What’s happening with venture capital in Alabama?

What’s happening with venture capital in Alabama?

Alabama isn’t Silicon Valley – a thriving public-private ecosystem where billions of dollars seemingly fall out of the sky on tech entrepreneurs hoisting up the brightest ideas to catch them.

But that hasn’t stopped the state’s policy makers and industry insiders from working to nudge the game a little further in the state’s favor.

Some measure of that was on display Thursday at Birmingham’s Innovation Depot, where members of the Alabama Innovation Commission gathered to celebrate the work of Innovate Alabama, a corporation founded following a state commission to foster innovation and entrepreneurship.

A key component of Innovate Alabama is improving business owners and startups access to venture capital, and at a time when inflationary and recession worries are drying up potential investors nationwide.

Fast Company reported a dismal 2023 for venture capital, with startups in the U.S. having raised $126 billion through the year’s first three quarters. That’s well below the $195 billion at the same time last year, and significantly behind the $239 billion raised during the first nine months of 2021.

But on Thursday, members of Innovate Alabama were touting work done to improve the state’s investment possibilities for visionary entrepreneurs.

Innovate Alabama CEO Cynthia Crutchfield said a “huge focus” of the work done in the past year by the organization has been about improving access to capital.

Currently, Innovate Alabama has a supplemental grant program that has already awarded $10 million to 50 small businesses in nine cities. Eleven of those businesses are women or minority-owned. There’s also $25 million in tax credits for rural and underrepresented small businesses, and another $10 million awarded through the Innovate Alabama Network.

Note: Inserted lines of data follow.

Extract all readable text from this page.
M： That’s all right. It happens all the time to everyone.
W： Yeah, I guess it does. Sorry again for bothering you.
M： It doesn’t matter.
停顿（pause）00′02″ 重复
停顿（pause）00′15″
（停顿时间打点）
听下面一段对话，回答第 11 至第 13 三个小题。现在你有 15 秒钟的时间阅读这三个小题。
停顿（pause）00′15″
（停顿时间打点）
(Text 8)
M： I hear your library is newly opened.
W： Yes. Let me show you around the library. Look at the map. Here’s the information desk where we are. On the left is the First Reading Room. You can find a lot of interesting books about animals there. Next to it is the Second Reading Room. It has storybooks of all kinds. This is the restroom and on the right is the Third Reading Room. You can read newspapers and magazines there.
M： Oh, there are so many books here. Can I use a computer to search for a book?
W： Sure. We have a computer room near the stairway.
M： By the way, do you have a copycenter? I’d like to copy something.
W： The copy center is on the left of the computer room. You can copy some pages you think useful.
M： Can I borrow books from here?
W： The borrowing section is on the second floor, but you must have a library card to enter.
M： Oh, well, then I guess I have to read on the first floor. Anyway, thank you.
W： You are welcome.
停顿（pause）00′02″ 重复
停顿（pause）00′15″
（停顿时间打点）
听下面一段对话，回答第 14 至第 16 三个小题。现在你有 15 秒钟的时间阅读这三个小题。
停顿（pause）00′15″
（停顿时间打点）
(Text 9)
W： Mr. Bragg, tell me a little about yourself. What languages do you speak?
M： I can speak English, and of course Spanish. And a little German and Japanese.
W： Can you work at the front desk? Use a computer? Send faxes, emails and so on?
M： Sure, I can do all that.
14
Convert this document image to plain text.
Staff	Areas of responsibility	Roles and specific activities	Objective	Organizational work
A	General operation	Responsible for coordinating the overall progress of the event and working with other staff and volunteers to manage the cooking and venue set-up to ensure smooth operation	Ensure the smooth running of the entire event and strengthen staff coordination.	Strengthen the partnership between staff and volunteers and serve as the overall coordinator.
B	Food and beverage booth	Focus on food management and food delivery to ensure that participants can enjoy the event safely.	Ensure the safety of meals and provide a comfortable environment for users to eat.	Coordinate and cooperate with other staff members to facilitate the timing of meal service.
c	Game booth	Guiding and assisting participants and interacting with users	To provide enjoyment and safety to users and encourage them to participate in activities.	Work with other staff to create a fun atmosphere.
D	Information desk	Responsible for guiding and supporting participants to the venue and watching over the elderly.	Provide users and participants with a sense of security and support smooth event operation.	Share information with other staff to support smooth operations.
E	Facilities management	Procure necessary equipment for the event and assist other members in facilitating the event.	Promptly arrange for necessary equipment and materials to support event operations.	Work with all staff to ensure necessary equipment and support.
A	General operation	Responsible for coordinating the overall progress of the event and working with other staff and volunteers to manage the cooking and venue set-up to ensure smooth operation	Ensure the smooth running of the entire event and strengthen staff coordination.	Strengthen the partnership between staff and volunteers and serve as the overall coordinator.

Miller Girvin with the Economic Development Partnership of Alabama (EDPA) said the supplemental grant program has helped create about 200 jobs within the last 12 months.

“That’s pretty awesome, to start this program from virtually nothing,” she said.

Other outreaches involve allowing out-of-state businesses to apply for grants, provided they relocate offices to Alabama and the majority of their leadership and workforce resides in the state.

One outlet for funding is the State Small Business Credit Initiative (SSBCI), which offers roughly $98 million in federal funding to small businesses. Crutchfield called the program “daunting” in terms of the complexity in getting it off the ground next year, but that it could sustain Alabama’s business ecosystem for many years to come.

One person who can testify to the effect grants can have on his business is Mark Froehlich, CEO of Birmingham’s Analytical AI, a company using artificial intelligence in security applications for government and private companies.

His company received two grants, which he said allowed him to hire an additional two Alabama-based AI engineers before his firm might otherwise be able to afford them.

“That allowed us to compete for a $20 million contract, the largest in our four-year company history,” he said. “We could not have done it without them.”

Former Secretary of State Condoleeza Rice, a member of the Alabama Innovation Commission who attended Thursday’s meeting, asked if the venture capital landscape was shifting. Companies anxious to flee China or relocate capital are looking to other locations besides California, New York and Massachusetts, she said.

While that’s true, organizers said Alabama may have more success with early stage innovators.

Realistically, none of Alabama’s current funding totals are going to make California nervous. San Francisco, Oakland and Silicon Valley still account for $15.2 billion, or 41%, of the nation’s venture investments, according to the San Francisco Standard.

But programs like SSBCI are aimed at expanding the number of lenders and “infusing capital in high growth innovative companies that will hire in Alabama, build in Alabama and create wealth in Alabama,” said Rodney Sampson with the program.

“Our goal is to achieve through the program at least 3X return in term of portfolio construction, and all those profits stay with Innovate Alabama,” he said, which might mean a swelling, self-sustaining eco-system of opportunity.